No centro da tempestade estão as falhas operacionais na estreia do modelo digital para a classificação das provas físicas. O incidente forçou o Ministério da Educação a adiar a divulgação das pautas para sexta-feira, desencadeando pedidos de inquérito parlamentar e um debate de urgência com o ministro Fernando Alexandre. Montenegro já garantiu que mantém a confiança política no seu ministro e, embora tenha admitido eventuais falhas nos serviços, atirou também à "resistência" de uma parte dos docentes. "O país tem de perder o medo de falhar", defendeu ontem o primeiro-ministro, assegurando que o Governo continuará a arriscar na modernização.

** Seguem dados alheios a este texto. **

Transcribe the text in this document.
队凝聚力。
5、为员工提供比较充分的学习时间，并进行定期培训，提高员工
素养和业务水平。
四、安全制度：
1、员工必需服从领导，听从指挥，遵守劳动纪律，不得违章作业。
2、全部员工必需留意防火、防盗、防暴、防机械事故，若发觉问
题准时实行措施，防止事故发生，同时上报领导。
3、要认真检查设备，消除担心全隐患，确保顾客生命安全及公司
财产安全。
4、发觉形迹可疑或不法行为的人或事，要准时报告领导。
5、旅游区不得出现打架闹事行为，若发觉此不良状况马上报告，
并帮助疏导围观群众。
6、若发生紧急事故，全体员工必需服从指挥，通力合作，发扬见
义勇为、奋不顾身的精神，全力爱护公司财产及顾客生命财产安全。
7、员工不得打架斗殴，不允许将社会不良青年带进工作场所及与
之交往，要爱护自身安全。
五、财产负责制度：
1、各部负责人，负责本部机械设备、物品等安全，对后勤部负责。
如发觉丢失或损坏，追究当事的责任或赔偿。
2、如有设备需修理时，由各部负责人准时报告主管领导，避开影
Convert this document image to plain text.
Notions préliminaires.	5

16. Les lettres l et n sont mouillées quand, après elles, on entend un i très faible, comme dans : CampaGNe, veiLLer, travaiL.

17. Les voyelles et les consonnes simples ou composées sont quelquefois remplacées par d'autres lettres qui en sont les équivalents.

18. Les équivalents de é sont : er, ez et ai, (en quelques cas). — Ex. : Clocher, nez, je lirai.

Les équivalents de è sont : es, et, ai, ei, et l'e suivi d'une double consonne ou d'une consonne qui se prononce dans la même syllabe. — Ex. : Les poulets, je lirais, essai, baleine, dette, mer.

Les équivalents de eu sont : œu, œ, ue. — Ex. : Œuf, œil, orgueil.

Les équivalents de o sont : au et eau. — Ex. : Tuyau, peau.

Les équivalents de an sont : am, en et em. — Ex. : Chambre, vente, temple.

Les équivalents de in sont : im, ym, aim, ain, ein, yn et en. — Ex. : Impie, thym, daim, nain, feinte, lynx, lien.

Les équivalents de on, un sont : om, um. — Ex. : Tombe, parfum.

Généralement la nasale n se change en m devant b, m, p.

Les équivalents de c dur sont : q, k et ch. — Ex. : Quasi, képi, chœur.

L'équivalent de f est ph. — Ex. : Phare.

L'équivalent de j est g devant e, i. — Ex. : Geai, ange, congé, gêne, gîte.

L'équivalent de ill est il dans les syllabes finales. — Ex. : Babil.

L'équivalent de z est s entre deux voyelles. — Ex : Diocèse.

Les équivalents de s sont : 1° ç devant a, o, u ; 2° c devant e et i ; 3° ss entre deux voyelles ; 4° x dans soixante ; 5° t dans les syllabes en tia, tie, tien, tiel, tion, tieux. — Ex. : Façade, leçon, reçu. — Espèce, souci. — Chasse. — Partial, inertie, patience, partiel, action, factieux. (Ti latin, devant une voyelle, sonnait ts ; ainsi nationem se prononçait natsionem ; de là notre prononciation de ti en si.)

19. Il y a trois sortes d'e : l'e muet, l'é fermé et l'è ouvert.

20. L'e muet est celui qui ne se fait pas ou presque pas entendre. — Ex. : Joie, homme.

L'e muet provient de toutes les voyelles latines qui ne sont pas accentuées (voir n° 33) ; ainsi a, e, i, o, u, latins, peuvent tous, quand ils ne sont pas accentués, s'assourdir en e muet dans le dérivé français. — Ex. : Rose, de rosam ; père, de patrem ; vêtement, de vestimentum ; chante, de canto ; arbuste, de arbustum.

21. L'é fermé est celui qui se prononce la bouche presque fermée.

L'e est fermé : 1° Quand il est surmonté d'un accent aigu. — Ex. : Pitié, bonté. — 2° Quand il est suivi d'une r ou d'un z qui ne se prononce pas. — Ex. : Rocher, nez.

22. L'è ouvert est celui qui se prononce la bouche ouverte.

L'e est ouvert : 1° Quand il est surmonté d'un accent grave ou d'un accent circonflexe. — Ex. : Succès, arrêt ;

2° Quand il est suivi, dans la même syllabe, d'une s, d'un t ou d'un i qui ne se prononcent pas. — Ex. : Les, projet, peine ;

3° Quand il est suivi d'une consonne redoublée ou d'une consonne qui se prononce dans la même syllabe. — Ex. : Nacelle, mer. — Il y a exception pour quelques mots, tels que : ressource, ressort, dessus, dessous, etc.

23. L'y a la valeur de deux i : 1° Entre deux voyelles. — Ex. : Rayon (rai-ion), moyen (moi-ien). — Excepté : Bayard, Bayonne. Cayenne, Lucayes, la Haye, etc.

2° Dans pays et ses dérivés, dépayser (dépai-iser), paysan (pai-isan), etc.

No plano da ética e da segurança, o Chega promete fazer barulho com o caso de Luís Neves. O ministro da Administração Interna está sob fogo não só pelas alegadas ameaças dirigidas a André Ventura, mas também pelas suspeitas de favorecimento na contratação privada de um empreiteiro que prestava serviços à Polícia Judiciária quando Neves liderava a instituição.
O debate acontece num contexto de fragilidade parlamentar para a AD, cerca de um mês após o chumbo em bloco da sua reforma laboral — onde o Chega se aliou à esquerda após ver recusada a exigência de baixar a idade da reforma. Num Parlamento onde governa sem maioria absoluta (com 91 deputados), Montenegro tem navegado em águas difíceis, acusando frequentemente o PS e o Chega de formarem uma "coligação negativa" para chumbar as reformas do Governo.
Na vertente financeira, e ao contrário do ano passado — em que o debate serviu de rampa de lançamento para o anúncio de bónus nas pensões e cortes no IRC —, o tom de 2026 é de maior cautela. Com o Orçamento do Estado pressionado pelos estragos das tempestades do início do ano e pela crise no Médio Oriente, o Ministério das Finanças ainda avalia se haverá margem orçamental para novas ajudas aos pensionistas, num ano em que o Executivo tem como meta um saldo orçamental equilibrado de 0% do PIB.